Economía

El Eurogrupo fracasa de nuevo en su intento de avanzar en la unión bancaria

Nadia Calviño, con los ministros de Economía de Luxemburgo y Bélgica. Nadia Calviño, con los ministros de Economía de Luxemburgo y Bélgica.

Nadia Calviño, con los ministros de Economía de Luxemburgo y Bélgica.

Los ministros de Economía y Finanzas de la Eurozona se han dado un plazo de cinco años para poner en marcha el Sistema Europeo de Garantía de Depósitos, después de que en la noche del miércoles fuesen incapaces de llegar a un acuerdo para iniciar ya las negociaciones políticas sobre la medida.

El presidente del Eurogrupo, Mário Centeno, explicó en una rueda de prensa que los países necesitan seguir trabajando al nivel técnico en la iniciativa antes de pasar a la negociación política y que “tomarán el nuevo ciclo institucional para completar el expediente”. Eso fija un “horizonte” de cinco años, lo que dura el mandato de la nueva Comisión Europea, y supone postergar una vez más la aprobación de un fondo esencial para completar la unión bancaria europea y mejorar la protección de los ahorradores si llegan nuevas crisis.

Los países se marcaron hace un año como objetivo tener este diciembre al menos una “hoja de ruta”, aunque fuese sin fechas, sobre qué pasos y medidas complementarias serían necesarios para que pueda entrar en vigor un sistema que se propuso en 2015 y lleva bloqueado desde entonces.

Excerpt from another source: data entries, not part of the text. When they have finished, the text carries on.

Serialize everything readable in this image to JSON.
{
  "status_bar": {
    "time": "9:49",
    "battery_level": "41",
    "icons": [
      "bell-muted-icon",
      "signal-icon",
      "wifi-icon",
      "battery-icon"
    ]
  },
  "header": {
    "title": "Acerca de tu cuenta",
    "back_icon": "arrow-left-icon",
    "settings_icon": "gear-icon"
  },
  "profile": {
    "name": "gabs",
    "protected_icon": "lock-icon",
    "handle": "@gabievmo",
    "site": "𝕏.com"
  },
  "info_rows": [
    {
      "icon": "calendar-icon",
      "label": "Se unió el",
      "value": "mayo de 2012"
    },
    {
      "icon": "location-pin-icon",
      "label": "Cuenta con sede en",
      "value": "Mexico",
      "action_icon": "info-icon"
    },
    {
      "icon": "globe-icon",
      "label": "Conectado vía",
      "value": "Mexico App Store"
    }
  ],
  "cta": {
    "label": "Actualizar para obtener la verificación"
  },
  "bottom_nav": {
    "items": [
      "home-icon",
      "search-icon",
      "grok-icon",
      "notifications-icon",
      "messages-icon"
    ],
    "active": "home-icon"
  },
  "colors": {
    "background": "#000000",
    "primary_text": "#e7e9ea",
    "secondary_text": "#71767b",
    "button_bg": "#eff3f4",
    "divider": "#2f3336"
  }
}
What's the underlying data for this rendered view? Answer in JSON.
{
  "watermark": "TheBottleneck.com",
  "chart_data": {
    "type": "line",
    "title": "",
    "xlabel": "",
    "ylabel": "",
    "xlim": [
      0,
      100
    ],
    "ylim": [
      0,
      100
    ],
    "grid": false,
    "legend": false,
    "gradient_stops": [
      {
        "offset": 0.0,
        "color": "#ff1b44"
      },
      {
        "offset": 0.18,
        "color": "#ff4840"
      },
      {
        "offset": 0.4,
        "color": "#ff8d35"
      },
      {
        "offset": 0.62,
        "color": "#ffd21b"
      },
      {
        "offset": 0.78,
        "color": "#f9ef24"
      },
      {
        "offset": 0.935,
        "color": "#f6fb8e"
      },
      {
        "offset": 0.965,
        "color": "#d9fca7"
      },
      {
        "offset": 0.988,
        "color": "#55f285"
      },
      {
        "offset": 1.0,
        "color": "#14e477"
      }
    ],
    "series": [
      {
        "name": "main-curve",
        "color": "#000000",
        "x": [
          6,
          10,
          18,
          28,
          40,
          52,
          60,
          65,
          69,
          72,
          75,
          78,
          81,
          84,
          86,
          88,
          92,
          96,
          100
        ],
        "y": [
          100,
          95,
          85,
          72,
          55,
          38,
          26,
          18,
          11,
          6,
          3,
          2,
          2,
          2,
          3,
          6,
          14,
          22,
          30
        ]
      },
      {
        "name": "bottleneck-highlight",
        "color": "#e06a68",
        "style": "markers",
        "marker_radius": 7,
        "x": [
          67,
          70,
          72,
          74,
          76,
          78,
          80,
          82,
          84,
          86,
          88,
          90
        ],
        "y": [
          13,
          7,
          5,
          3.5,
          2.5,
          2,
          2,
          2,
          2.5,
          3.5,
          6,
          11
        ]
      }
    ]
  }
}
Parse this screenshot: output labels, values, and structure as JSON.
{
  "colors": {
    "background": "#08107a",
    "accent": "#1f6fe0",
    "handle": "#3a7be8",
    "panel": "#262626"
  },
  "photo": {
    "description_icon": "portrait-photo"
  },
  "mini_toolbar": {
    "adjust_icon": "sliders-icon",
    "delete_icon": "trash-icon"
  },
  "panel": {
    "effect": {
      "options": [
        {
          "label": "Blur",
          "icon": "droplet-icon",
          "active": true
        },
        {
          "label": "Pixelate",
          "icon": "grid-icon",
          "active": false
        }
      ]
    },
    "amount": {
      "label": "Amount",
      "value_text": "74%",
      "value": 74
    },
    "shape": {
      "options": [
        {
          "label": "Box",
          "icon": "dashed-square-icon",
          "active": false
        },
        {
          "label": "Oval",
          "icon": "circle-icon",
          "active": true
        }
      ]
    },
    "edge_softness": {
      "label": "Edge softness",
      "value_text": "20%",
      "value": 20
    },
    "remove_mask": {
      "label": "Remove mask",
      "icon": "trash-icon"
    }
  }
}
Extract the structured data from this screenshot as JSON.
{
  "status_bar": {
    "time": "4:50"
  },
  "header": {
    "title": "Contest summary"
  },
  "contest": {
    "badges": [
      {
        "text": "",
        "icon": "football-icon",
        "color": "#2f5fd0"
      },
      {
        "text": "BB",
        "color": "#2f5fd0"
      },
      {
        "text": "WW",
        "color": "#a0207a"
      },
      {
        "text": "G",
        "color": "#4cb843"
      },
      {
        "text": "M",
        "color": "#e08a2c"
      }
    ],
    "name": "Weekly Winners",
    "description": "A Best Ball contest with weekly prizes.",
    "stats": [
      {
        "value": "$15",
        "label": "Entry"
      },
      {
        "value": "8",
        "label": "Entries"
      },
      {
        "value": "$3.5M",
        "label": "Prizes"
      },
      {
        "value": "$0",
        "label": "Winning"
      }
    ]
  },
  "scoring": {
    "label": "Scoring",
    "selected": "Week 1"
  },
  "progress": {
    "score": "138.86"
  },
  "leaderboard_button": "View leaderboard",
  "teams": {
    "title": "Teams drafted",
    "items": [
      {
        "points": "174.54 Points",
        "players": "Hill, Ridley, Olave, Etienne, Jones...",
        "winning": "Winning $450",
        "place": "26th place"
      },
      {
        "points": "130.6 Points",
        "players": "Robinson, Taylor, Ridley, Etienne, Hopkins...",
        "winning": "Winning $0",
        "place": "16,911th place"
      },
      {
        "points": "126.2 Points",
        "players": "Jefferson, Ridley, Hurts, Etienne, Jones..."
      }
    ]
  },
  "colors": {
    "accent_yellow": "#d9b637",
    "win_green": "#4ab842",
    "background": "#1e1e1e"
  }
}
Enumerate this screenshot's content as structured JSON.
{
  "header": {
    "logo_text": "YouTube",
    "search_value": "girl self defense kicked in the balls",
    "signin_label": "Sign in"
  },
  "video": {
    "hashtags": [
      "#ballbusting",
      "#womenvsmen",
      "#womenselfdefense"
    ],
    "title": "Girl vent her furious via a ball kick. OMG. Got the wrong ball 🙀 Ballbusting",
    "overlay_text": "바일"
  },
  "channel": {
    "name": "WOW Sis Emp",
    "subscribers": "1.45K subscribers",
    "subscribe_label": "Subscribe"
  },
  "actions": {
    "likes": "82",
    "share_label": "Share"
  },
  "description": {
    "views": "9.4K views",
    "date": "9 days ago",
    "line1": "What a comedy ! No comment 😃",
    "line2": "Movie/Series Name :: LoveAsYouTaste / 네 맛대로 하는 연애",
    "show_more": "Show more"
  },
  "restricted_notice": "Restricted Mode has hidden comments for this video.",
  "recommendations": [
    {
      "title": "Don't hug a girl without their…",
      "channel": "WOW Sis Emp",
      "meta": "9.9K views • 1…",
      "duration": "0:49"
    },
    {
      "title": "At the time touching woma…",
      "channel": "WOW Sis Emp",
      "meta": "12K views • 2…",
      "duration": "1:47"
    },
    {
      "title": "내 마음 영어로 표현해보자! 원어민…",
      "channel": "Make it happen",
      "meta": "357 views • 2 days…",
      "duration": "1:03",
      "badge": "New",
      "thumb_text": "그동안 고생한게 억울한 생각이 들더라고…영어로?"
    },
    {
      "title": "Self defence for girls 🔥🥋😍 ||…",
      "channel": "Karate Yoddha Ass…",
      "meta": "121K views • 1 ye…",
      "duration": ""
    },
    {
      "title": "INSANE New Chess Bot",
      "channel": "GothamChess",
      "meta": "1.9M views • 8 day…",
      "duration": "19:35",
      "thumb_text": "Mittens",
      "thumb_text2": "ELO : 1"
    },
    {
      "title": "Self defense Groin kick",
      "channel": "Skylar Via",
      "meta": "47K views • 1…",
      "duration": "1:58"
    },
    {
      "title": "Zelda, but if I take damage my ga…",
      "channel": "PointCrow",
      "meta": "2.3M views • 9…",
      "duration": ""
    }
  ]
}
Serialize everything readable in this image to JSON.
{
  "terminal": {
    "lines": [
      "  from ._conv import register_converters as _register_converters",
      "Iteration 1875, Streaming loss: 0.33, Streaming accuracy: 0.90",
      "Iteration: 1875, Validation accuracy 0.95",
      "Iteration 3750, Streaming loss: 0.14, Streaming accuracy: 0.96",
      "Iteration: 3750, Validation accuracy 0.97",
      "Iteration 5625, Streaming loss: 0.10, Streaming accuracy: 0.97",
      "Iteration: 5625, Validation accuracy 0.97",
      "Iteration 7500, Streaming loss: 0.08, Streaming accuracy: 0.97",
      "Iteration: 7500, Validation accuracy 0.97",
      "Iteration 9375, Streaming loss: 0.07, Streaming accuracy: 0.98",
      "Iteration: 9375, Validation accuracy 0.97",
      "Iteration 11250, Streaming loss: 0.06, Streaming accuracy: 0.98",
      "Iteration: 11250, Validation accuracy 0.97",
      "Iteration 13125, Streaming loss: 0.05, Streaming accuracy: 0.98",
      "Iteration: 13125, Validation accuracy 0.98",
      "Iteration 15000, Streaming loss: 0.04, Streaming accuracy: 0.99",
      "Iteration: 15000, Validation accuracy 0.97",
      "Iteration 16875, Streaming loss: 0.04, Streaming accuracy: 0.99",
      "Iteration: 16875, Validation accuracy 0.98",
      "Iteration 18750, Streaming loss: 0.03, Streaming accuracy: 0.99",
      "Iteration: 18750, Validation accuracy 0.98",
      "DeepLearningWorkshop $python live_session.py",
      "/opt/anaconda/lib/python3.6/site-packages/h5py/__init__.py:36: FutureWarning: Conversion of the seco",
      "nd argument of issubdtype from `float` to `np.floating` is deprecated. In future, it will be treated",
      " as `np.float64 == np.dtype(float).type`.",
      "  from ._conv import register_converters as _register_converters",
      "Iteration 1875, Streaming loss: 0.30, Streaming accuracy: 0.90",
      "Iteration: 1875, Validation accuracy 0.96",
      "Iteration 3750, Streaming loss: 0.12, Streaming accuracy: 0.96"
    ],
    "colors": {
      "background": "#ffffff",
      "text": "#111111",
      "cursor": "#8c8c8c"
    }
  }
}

Sin embargo, la brecha entre las condiciones que exigen o están dispuestos a aceptar los estados miembros a cambio de esta garantía común impidió anoche el acuerdo “El proceso no será fácil y el debate mostró claramente las diferencias”, dijo el nuevo comisario europeo de Economía, Paolo Gentiloni, quien afirmó que, aunque el próximo lustro “parece muy lejos”, será tan complicado como relevante crear este fondo. Gentiloni consideró que la propuesta presentada el mes pasado por el ministro de finanzas alemán, Olaf Scholz, para sacar adelante el Sistema –hasta ahora vetado por Berlín– a cambio de otras medidas “fue una contribución muy útil”, pero reconoció que algunas de las condiciones “son inaceptables” para algunos Estados. Berlín vincula el fondo a que se aprueben medidas para limitar la exposición de la banca a la deuda soberana de su país o exigir provisiones por el riesgo de estos bonos, algo a lo que se oponen países como España o Italia.

El trabajo técnico hasta ahora busca un modo de combinar el fondo de garantía con otras medidas de modo que el conjunto sea aceptable por quienes dar prioridad a seguir reduciendo los riesgos de la banca –como Alemania u Holanda– y por los que creen que ya es posible pasar a mutualizar la gestión de los mismos, como España, Italia o Francia.